Dividends; Redemptions from Revolving Credit and Security Agreement

THIS REVOLVING CREDIT AND SECURITY AGREEMENT (the "Agreement") dated as of April 30, 2004, is entered into among UNITED STATES PHARMACEUTICAL GROUP, L.L.C. d/b/a NATIONSHEALTH, a Delaware limited liability company and NATIONSHEALTH HOLDINGS, L.L.C., a Florida limited liability company (jointly and severally, the "Borrower") and CAPITALSOURCE FINANCE LLC, a Delaware limited liability company (the "Lender").

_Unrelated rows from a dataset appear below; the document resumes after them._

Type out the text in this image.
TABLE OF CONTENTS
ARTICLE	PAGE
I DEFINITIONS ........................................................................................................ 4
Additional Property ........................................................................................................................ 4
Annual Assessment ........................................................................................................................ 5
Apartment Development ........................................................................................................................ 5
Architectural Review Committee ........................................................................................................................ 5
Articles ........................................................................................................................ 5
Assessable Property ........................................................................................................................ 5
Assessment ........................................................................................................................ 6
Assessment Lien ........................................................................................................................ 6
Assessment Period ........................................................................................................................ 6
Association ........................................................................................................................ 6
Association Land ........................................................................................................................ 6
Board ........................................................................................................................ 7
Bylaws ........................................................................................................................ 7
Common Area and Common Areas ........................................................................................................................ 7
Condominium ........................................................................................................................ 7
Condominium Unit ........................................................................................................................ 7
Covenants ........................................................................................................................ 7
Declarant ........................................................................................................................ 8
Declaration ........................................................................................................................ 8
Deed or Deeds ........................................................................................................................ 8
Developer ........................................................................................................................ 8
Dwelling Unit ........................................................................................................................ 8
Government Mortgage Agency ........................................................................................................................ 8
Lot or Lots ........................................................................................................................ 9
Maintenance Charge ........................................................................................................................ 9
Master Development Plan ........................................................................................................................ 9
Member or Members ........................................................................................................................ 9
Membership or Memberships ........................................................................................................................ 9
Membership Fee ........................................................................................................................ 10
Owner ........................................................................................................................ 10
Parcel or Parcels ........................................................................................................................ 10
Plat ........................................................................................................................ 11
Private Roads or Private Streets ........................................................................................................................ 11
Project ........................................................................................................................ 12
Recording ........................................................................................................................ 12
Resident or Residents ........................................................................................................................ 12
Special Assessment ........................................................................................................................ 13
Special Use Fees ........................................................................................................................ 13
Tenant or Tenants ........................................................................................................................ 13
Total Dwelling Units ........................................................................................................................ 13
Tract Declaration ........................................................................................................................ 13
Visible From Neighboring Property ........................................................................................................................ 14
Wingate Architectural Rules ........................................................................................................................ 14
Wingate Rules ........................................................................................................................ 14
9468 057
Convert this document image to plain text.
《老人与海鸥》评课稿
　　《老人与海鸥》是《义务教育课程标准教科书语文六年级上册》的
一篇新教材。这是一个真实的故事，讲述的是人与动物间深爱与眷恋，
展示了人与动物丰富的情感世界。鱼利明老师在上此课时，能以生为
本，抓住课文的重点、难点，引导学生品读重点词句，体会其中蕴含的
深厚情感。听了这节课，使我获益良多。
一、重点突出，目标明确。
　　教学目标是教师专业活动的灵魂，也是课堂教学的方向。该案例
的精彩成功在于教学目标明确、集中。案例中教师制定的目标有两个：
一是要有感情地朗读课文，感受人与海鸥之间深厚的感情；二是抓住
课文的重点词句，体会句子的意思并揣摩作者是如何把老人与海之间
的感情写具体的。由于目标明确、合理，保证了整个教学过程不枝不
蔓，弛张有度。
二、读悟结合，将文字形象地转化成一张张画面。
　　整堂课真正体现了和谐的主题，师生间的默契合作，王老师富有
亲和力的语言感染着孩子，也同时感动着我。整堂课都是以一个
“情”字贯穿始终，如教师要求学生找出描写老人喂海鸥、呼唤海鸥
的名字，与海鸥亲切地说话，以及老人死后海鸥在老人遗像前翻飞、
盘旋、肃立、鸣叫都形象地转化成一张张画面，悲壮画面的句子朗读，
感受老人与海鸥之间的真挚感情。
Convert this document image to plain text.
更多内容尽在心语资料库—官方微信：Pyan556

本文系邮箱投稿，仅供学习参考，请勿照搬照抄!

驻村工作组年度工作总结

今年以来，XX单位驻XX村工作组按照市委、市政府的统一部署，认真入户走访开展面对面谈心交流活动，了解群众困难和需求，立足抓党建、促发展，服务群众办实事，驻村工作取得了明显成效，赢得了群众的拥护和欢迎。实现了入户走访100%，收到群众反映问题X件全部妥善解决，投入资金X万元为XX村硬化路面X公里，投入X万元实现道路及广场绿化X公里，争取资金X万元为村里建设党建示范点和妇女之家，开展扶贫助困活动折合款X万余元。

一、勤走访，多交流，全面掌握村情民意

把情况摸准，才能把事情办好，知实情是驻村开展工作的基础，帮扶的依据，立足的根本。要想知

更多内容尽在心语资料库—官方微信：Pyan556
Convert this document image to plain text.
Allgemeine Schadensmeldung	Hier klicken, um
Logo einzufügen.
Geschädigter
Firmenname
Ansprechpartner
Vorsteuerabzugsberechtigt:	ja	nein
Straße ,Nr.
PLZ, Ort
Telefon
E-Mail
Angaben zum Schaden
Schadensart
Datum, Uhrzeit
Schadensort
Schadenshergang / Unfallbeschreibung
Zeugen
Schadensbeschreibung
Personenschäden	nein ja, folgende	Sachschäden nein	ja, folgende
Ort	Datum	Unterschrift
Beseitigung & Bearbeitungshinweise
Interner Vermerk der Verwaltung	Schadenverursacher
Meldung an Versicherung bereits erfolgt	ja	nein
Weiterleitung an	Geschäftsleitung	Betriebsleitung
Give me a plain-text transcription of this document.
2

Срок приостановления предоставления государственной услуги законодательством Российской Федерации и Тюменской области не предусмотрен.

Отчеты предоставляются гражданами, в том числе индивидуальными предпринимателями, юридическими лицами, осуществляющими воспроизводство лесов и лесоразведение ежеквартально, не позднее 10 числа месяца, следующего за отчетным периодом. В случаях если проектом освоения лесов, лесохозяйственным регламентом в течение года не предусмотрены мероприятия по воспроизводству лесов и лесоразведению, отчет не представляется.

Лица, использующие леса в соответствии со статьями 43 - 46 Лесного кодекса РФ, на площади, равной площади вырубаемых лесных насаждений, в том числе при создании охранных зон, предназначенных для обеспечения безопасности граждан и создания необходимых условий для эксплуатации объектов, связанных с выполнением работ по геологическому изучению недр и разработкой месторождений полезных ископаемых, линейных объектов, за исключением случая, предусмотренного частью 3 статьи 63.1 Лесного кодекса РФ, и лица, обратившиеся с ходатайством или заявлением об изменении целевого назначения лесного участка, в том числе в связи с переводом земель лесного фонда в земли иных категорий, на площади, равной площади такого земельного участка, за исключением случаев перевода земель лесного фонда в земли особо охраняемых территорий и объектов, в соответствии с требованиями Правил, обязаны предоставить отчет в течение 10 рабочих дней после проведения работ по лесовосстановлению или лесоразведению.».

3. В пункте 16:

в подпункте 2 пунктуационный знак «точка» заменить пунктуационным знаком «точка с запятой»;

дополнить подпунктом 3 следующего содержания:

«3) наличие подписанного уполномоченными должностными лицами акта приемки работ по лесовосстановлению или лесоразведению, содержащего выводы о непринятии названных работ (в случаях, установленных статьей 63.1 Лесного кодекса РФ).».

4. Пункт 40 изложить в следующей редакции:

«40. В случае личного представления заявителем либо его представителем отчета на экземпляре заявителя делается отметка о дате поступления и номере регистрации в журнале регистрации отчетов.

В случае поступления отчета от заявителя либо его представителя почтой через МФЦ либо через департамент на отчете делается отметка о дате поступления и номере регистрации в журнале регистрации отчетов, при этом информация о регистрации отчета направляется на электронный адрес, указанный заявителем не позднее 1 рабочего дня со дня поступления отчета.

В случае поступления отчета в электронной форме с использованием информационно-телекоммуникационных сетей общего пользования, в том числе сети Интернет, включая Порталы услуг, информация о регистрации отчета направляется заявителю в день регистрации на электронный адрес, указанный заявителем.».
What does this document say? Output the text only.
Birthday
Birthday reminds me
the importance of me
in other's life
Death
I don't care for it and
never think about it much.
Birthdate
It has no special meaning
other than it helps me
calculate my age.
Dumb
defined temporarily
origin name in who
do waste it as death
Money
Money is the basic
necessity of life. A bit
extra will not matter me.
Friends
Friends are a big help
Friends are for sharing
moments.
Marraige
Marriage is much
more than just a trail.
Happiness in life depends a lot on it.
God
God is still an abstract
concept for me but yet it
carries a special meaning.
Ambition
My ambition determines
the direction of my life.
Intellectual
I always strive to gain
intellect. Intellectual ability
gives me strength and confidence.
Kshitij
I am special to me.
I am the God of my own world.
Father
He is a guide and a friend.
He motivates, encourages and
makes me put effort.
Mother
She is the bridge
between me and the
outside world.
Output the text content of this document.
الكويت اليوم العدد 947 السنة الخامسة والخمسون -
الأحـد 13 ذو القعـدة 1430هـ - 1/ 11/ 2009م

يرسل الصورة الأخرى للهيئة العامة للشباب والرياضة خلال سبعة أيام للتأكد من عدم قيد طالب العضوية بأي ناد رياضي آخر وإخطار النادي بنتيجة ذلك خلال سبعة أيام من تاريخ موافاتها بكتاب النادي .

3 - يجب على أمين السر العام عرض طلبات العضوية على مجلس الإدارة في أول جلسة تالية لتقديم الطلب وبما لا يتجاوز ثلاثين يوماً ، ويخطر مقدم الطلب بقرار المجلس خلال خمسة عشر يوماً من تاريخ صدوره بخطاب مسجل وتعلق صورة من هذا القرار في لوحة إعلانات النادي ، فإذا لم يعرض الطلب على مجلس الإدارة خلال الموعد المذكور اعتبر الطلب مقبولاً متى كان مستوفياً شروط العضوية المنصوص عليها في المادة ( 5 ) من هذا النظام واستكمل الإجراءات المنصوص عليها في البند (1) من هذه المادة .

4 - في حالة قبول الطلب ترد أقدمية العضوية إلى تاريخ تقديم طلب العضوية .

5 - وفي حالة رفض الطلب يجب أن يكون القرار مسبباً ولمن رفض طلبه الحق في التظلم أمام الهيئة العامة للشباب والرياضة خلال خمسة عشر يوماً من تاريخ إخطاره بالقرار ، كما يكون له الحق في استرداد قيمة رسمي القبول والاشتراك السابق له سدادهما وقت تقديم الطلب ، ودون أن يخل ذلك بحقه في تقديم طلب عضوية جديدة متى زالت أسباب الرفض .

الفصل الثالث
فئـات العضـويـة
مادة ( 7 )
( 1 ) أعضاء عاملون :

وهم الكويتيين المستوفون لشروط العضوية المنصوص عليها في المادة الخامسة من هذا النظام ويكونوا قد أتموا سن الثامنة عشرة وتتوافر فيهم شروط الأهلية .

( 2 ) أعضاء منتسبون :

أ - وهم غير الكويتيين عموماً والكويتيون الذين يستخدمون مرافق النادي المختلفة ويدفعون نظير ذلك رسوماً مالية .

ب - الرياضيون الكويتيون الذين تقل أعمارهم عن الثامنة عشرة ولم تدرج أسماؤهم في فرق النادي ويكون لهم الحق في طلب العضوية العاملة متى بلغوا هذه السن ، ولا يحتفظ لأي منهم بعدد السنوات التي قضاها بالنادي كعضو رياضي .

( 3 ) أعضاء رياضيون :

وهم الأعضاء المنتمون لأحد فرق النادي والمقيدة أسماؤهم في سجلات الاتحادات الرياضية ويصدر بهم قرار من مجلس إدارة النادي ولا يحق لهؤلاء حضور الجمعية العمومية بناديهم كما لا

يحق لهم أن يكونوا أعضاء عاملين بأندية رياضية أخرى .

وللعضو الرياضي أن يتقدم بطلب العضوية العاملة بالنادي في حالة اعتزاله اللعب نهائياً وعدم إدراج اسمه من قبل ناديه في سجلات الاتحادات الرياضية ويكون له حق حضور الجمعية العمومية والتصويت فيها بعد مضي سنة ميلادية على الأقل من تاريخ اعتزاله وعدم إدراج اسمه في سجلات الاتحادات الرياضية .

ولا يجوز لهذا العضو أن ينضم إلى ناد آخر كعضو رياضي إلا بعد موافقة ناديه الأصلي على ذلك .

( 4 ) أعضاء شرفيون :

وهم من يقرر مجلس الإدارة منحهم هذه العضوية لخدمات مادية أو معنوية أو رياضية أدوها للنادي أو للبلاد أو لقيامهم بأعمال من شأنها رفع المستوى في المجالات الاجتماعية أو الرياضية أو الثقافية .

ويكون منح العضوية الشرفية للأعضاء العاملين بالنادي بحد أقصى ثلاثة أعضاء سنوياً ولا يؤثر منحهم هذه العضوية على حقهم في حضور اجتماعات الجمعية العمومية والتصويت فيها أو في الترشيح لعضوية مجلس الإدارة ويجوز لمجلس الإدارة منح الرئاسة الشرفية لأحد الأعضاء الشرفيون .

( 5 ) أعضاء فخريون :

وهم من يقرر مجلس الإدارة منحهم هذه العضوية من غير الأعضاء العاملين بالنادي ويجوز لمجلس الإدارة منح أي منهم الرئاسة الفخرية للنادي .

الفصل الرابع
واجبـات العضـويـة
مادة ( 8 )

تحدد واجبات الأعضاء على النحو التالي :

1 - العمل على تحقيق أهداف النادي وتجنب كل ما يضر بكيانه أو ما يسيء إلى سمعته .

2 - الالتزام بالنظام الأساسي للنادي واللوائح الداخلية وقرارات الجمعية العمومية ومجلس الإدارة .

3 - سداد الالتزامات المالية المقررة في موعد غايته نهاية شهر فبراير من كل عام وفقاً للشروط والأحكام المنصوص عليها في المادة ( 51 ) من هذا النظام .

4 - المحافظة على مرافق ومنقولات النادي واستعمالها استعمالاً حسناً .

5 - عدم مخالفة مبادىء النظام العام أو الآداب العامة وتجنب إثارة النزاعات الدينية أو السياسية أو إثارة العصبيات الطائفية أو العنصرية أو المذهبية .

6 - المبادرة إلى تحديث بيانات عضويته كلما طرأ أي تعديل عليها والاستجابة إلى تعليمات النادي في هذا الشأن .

Dividends; Redemptions. Borrower shall not (i) declare, pay or make any dividend or Distribution on any shares of capital stock or other securities or interests (other than dividends or Distributions payable in its stock, or split-ups or reclassifications of its stock), (ii) apply any of its funds, property or assets to the acquisition, redemption or other retirement of any capital stock or other securities or interests or of any options to purchase or acquire any of the foregoing (provided, however, that Borrower may redeem its capital stock from terminated employees (other than the Employees except to the extent permitted under the Employee Subordination Agreements) pursuant to, but only to the extent required under, the terms of the related employment agreements as long as no Default or Event of Default has occurred and is continuing or would be caused by or result from the payment thereof and as long as the aggregate amount of payments made to such terminating employees in any fiscal year does not exceed $50,000), (iii) otherwise make any payments or Distributions to any stockholder, member, partner or other equity owner in such Person's capacity as such, or (iv) make any payment of any Management or Service Fee; provided, however, Borrower may make payments in the ordinary course of business in accordance with the terms of the Employment Agreements to the extent that such payments are not otherwise prohibited under the terms of the Employee Subordination Agreements and payments of Tax Distributions as long as no Event of Default has occurred and is continuing or would result therefrom; provided, further, that Borrower shall not make or suffer to exist any such payment described in (i) through (iii) above if a Default of Event of Default has occurred and is continuing or would result therefrom.